Nella Costituzione apostolica Pænitemini del 1966, Paolo VI ravvisava la necessità di collocare il digiuno nel contesto della chiamata di ogni cristiano a « non più vivere per se stesso, ma per colui che lo amò e diede se stesso per lui, e ... anche a vivere per i fratelli ». La Quaresima potrebbe essere un'occasione opportuna per riprendere (…) valorizzando il significato autentico e perenne di quest'antica pratica penitenziale, che può aiutarci a mortificare il nostro egoismo e ad aprire il cuore all'amore di Dio e del prossimo (…).
La fedele pratica del digiuno contribuisce inoltre a conferire unità alla persona, corpo ed anima, aiutandola ad evitare il peccato e a crescere nell'intimità con il Signore. Privarsi del cibo materiale che nutre il corpo facilita un'interiore disposizione ad ascoltare Cristo e a nutrirsi della sua parola di salvezza. Con il digiuno e la preghiera permettiamo a Lui di venire a saziare la fame più profonda che sperimentiamo nel nostro intimo: la fame e sete di Dio.
Emerge con grande chiarezza che il digiuno rappresenta una pratica ascetica importante, un'arma spirituale per lottare contro ogni eventuale attaccamento disordinato a noi stessi. Privarsi volontariamente del piacere del cibo e di altri beni materiali, aiuta il discepolo di Cristo a controllare gli appetiti della natura indebolita dalla colpa d'origine, i cui effetti negativi investono l'intera personalità umana.

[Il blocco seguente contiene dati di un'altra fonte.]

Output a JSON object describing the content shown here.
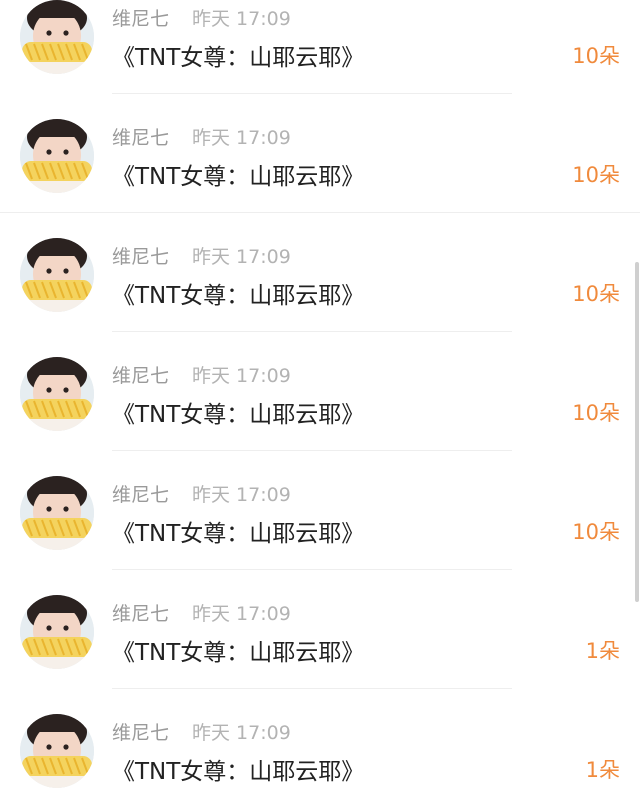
{
  "messages": [
    {
      "name": "维尼七",
      "time": "昨天 17:09",
      "title": "《TNT女尊：山耶云耶》",
      "count": "10朵"
    },
    {
      "name": "维尼七",
      "time": "昨天 17:09",
      "title": "《TNT女尊：山耶云耶》",
      "count": "10朵"
    },
    {
      "name": "维尼七",
      "time": "昨天 17:09",
      "title": "《TNT女尊：山耶云耶》",
      "count": "10朵"
    },
    {
      "name": "维尼七",
      "time": "昨天 17:09",
      "title": "《TNT女尊：山耶云耶》",
      "count": "10朵"
    },
    {
      "name": "维尼七",
      "time": "昨天 17:09",
      "title": "《TNT女尊：山耶云耶》",
      "count": "10朵"
    },
    {
      "name": "维尼七",
      "time": "昨天 17:09",
      "title": "《TNT女尊：山耶云耶》",
      "count": "1朵"
    },
    {
      "name": "维尼七",
      "time": "昨天 17:09",
      "title": "《TNT女尊：山耶云耶》",
      "count": "1朵"
    }
  ],
  "colors": {
    "count_accent": "#f08a3c",
    "name_text": "#9a9a9a",
    "time_text": "#b3b3b3",
    "title_text": "#222222"
  }
}
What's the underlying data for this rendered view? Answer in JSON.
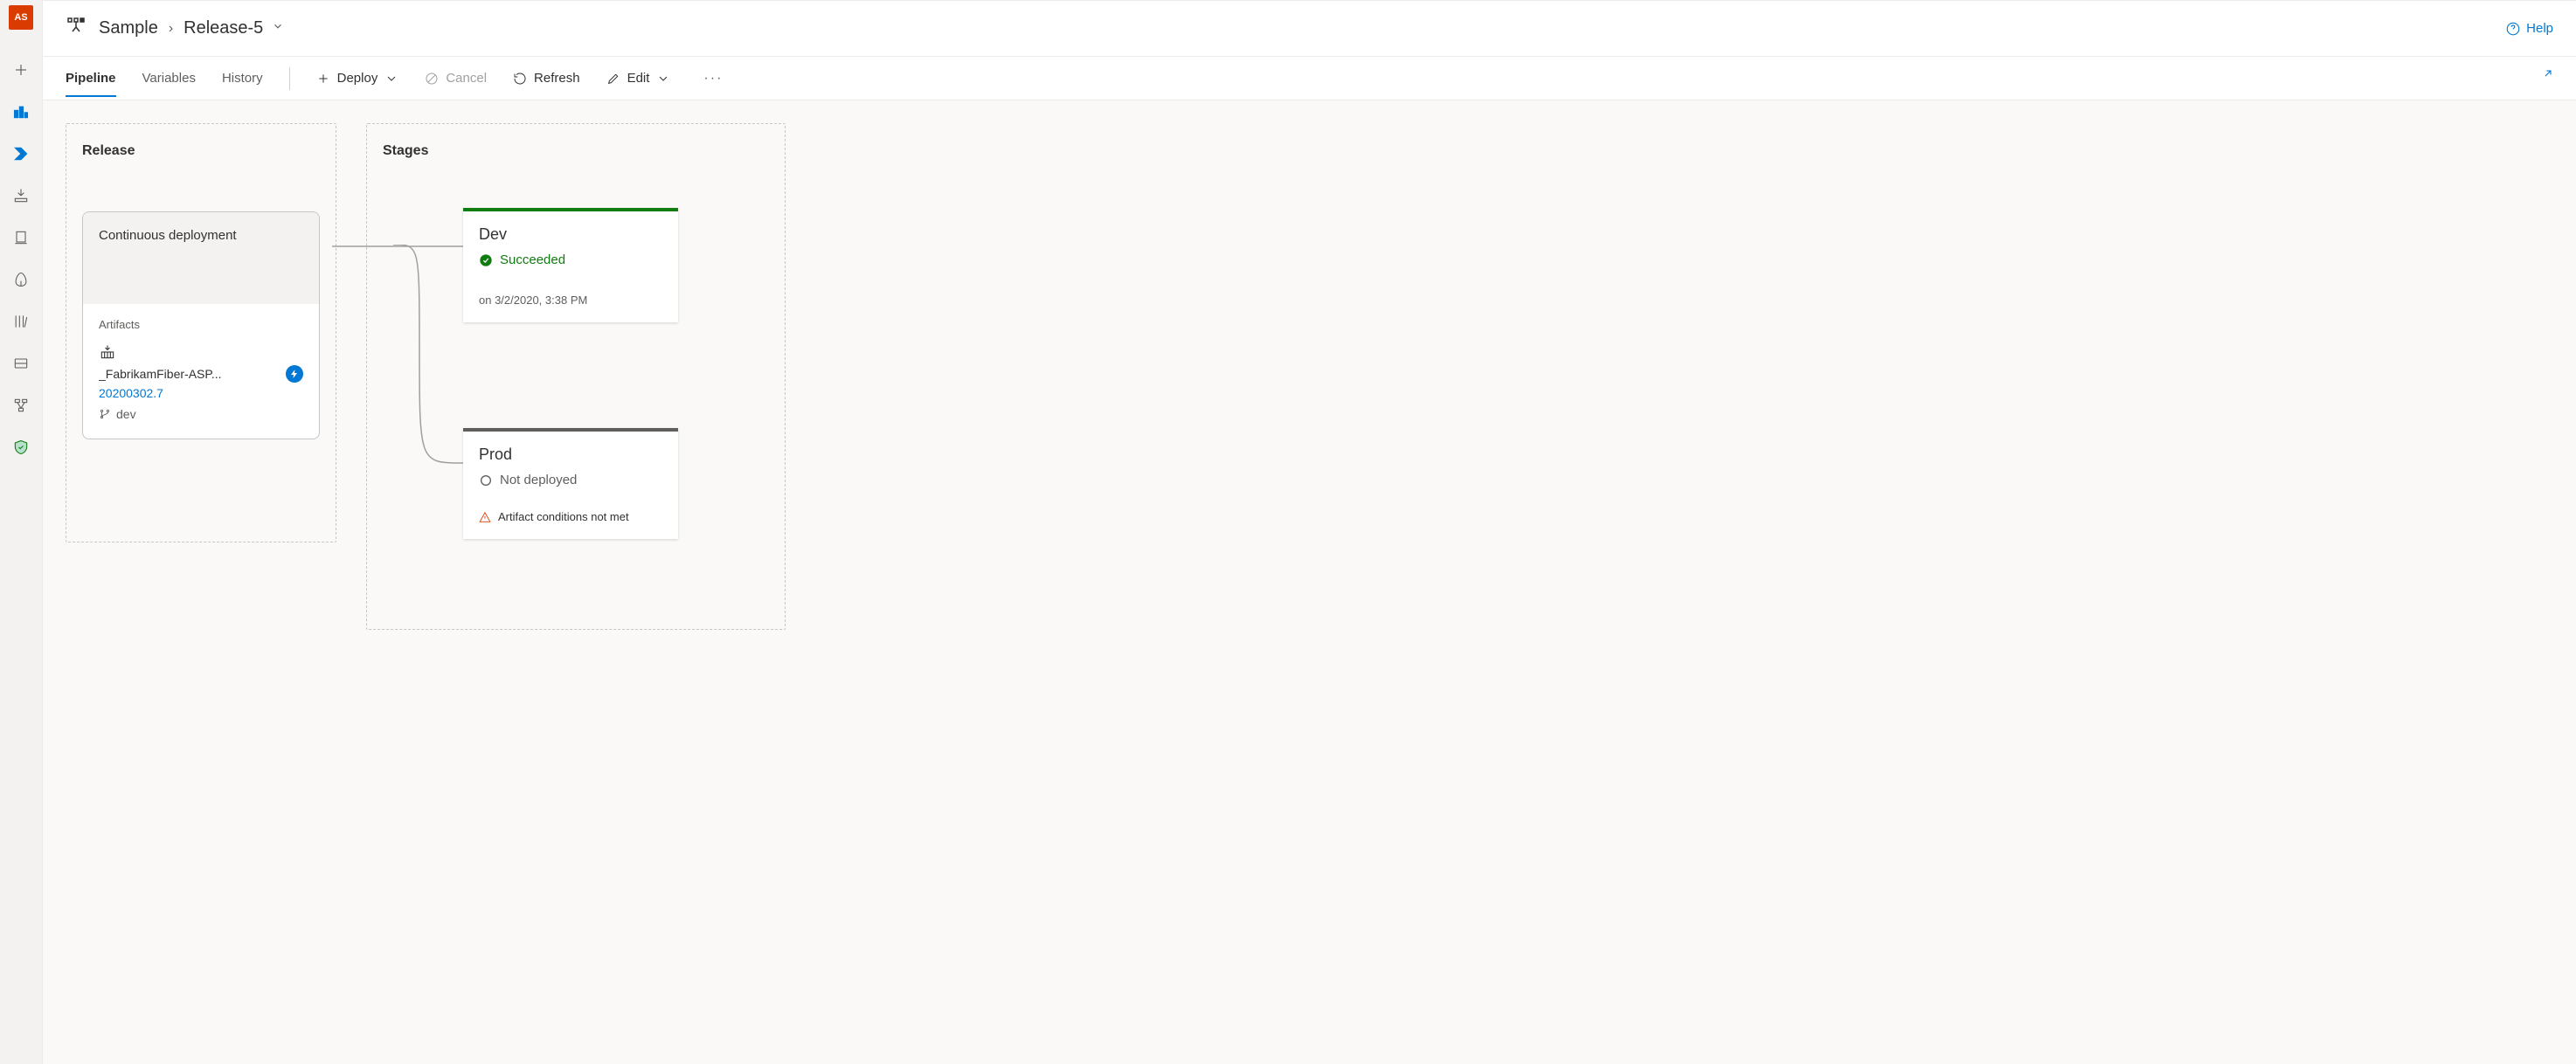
{
  "rail": {
    "avatar_initials": "AS"
  },
  "header": {
    "breadcrumb_root": "Sample",
    "breadcrumb_current": "Release-5",
    "help_label": "Help"
  },
  "tabs": {
    "pipeline": "Pipeline",
    "variables": "Variables",
    "history": "History"
  },
  "toolbar": {
    "deploy_label": "Deploy",
    "cancel_label": "Cancel",
    "refresh_label": "Refresh",
    "edit_label": "Edit"
  },
  "release_panel": {
    "title": "Release",
    "card_title": "Continuous deployment",
    "artifacts_label": "Artifacts",
    "artifact_name": "_FabrikamFiber-ASP...",
    "build_number": "20200302.7",
    "branch": "dev"
  },
  "stages_panel": {
    "title": "Stages",
    "dev": {
      "name": "Dev",
      "status_label": "Succeeded",
      "timestamp": "on 3/2/2020, 3:38 PM"
    },
    "prod": {
      "name": "Prod",
      "status_label": "Not deployed",
      "warning": "Artifact conditions not met"
    }
  }
}
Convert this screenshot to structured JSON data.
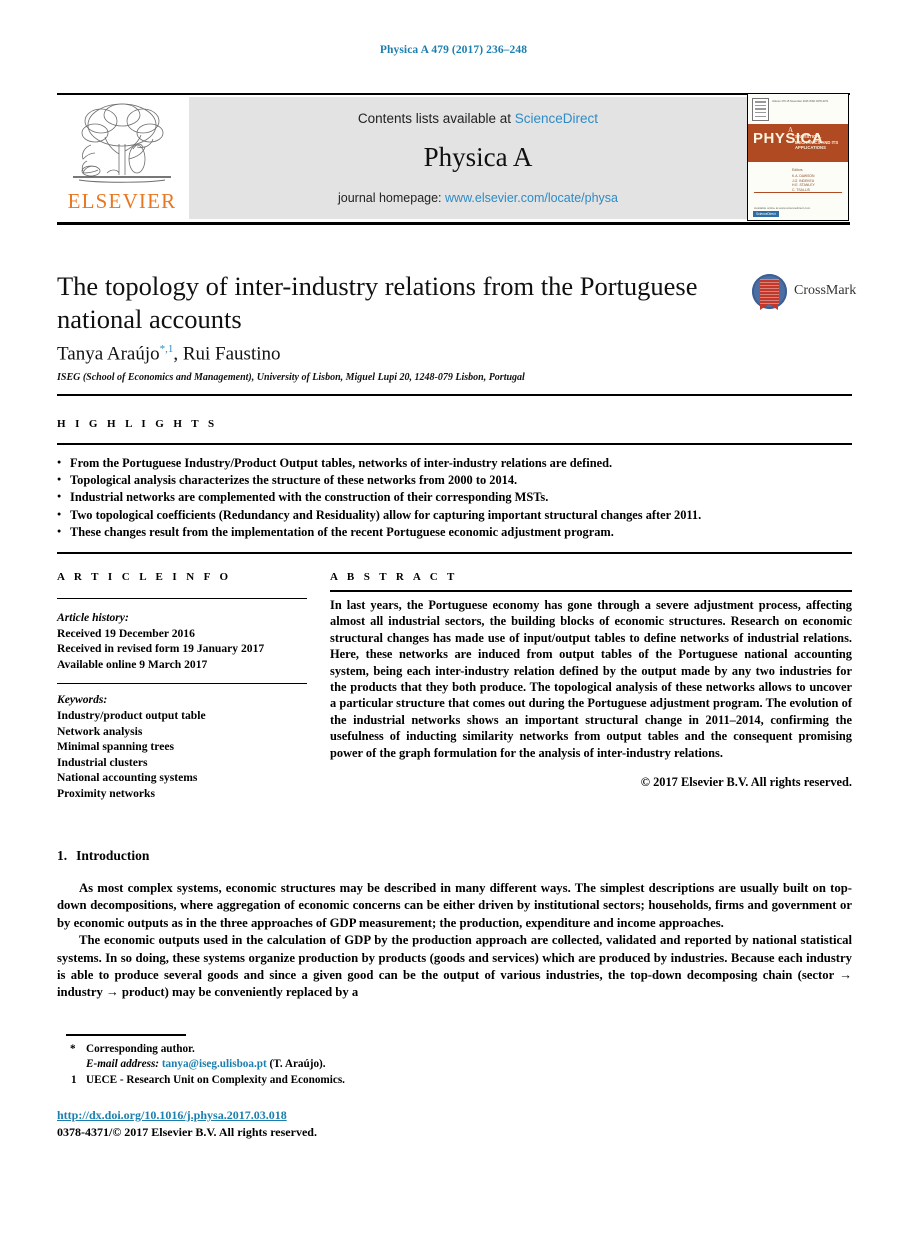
{
  "running_head": "Physica A 479 (2017) 236–248",
  "masthead": {
    "publisher_name": "ELSEVIER",
    "contents_prefix": "Contents lists available at",
    "contents_link": "ScienceDirect",
    "journal_title": "Physica A",
    "homepage_prefix": "journal homepage:",
    "homepage_link": "www.elsevier.com/locate/physa",
    "cover": {
      "title": "PHYSICA",
      "volume_letter": "A",
      "subtitle": "STATISTICAL MECHANICS AND ITS APPLICATIONS",
      "editors_label": "Editors",
      "editors": "K.A. DAWSON\nJ.O. INDEKEU\nH.E. STANLEY\nC. TSALLIS",
      "top_text": "Volume 479 15 November 2016 ISSN 0378-4371",
      "bottom_text": "Available online at www.sciencedirect.com",
      "badge": "ScienceDirect"
    }
  },
  "article": {
    "title": "The topology of inter-industry relations from the Portuguese national accounts",
    "authors": [
      {
        "name": "Tanya Araújo",
        "marks": "*,1"
      },
      {
        "name": "Rui Faustino",
        "marks": ""
      }
    ],
    "affiliation": "ISEG (School of Economics and Management), University of Lisbon, Miguel Lupi 20, 1248-079 Lisbon, Portugal",
    "crossmark_label": "CrossMark"
  },
  "highlights": {
    "label": "H I G H L I G H T S",
    "items": [
      "From the Portuguese Industry/Product Output tables, networks of inter-industry relations are defined.",
      "Topological analysis characterizes the structure of these networks from 2000 to 2014.",
      "Industrial networks are complemented with the construction of their corresponding MSTs.",
      "Two topological coefficients (Redundancy and Residuality) allow for capturing important structural changes after 2011.",
      "These changes result from the implementation of the recent Portuguese economic adjustment program."
    ]
  },
  "article_info": {
    "label": "A R T I C L E    I N F O",
    "history_label": "Article history:",
    "history": [
      "Received 19 December 2016",
      "Received in revised form 19 January 2017",
      "Available online 9 March 2017"
    ],
    "keywords_label": "Keywords:",
    "keywords": [
      "Industry/product output table",
      "Network analysis",
      "Minimal spanning trees",
      "Industrial clusters",
      "National accounting systems",
      "Proximity networks"
    ]
  },
  "abstract": {
    "label": "A B S T R A C T",
    "text": "In last years, the Portuguese economy has gone through a severe adjustment process, affecting almost all industrial sectors, the building blocks of economic structures. Research on economic structural changes has made use of input/output tables to define networks of industrial relations. Here, these networks are induced from output tables of the Portuguese national accounting system, being each inter-industry relation defined by the output made by any two industries for the products that they both produce. The topological analysis of these networks allows to uncover a particular structure that comes out during the Portuguese adjustment program. The evolution of the industrial networks shows an important structural change in 2011–2014, confirming the usefulness of inducting similarity networks from output tables and the consequent promising power of the graph formulation for the analysis of inter-industry relations.",
    "copyright": "© 2017 Elsevier B.V. All rights reserved."
  },
  "introduction": {
    "number": "1.",
    "title": "Introduction",
    "paragraphs": [
      "As most complex systems, economic structures may be described in many different ways. The simplest descriptions are usually built on top-down decompositions, where aggregation of economic concerns can be either driven by institutional sectors; households, firms and government or by economic outputs as in the three approaches of GDP measurement; the production, expenditure and income approaches.",
      "The economic outputs used in the calculation of GDP by the production approach are collected, validated and reported by national statistical systems. In so doing, these systems organize production by products (goods and services) which are produced by industries. Because each industry is able to produce several goods and since a given good can be the output of various industries, the top-down decomposing chain (sector → industry → product) may be conveniently replaced by a"
    ]
  },
  "footnotes": {
    "corresponding_mark": "*",
    "corresponding_text": "Corresponding author.",
    "email_label": "E-mail address:",
    "email": "tanya@iseg.ulisboa.pt",
    "email_owner": "(T. Araújo).",
    "note_mark": "1",
    "note_text": "UECE - Research Unit on Complexity and Economics.",
    "doi": "http://dx.doi.org/10.1016/j.physa.2017.03.018",
    "issn_line": "0378-4371/© 2017 Elsevier B.V. All rights reserved."
  },
  "colors": {
    "link": "#1a7fae",
    "sciencedirect": "#2e8bc6",
    "elsevier_orange": "#E87722",
    "banner_bg": "#e3e3e3",
    "cover_band": "#b04a22"
  }
}
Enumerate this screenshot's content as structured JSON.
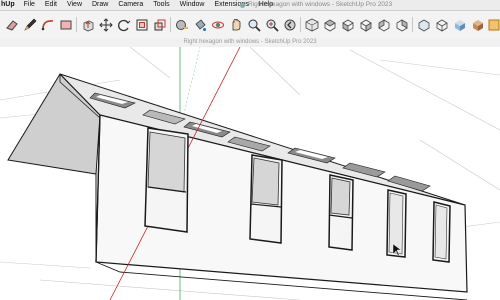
{
  "menubar": {
    "app_name": "hUp",
    "items": [
      "File",
      "Edit",
      "View",
      "Draw",
      "Camera",
      "Tools",
      "Window",
      "Extensions",
      "Help"
    ],
    "window_title": "Right hexagon with windows - SketchUp Pro 2023"
  },
  "toolbar": {
    "icons": [
      "eraser-icon",
      "pencil-icon",
      "arc-icon",
      "rectangle-icon",
      "pushpull-icon",
      "move-icon",
      "rotate-icon",
      "offset-icon",
      "scale-icon",
      "tape-measure-icon",
      "paint-bucket-icon",
      "orbit-icon",
      "pan-icon",
      "zoom-icon",
      "zoom-extents-icon",
      "previous-view-icon",
      "iso-view-icon",
      "top-view-icon",
      "front-view-icon",
      "right-view-icon",
      "back-view-icon",
      "left-view-icon",
      "xray-icon",
      "wireframe-icon",
      "shaded-icon",
      "textured-icon",
      "section-icon",
      "warehouse-icon",
      "extension-icon"
    ]
  },
  "subtitle": "Right hexagon with windows - SketchUp Pro 2023",
  "colors": {
    "axis_red": "#c42a2a",
    "axis_green": "#2e9e4a",
    "wall_face": "#f7f7f7",
    "shadow_face": "#c9c9c9",
    "window_glass": "#d4d4d4",
    "edge": "#1a1a1a"
  }
}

A ben vedere il digiuno ha come sua ultima finalità di aiutare ciascuno di noi, come scriveva Giovanni Paolo II, a fare di sé dono totale a Dio (cfr Veritatis splendor, 21). La Quaresima sia pertanto valorizzata in ogni famiglia e in ogni comunità cristiana per allontanare tutto ciò che distrae lo spirito e per intensificare ciò che nutre l'anima aprendola all'amore di Dio e del prossimo. Penso in particolare ad un maggior impegno nella preghiera, nella lectio divina, nel ricorso al Sacramento della Riconciliazione e nell'attiva partecipazione all'Eucaristia, soprattutto alla Santa Messa domenicale.
Ci accompagni la Beata Vergine Maria e ci sostenga nello sforzo di liberare il nostro cuore dalla schiavitù del peccato per renderlo sempre più « tabernacolo vivente di Dio ».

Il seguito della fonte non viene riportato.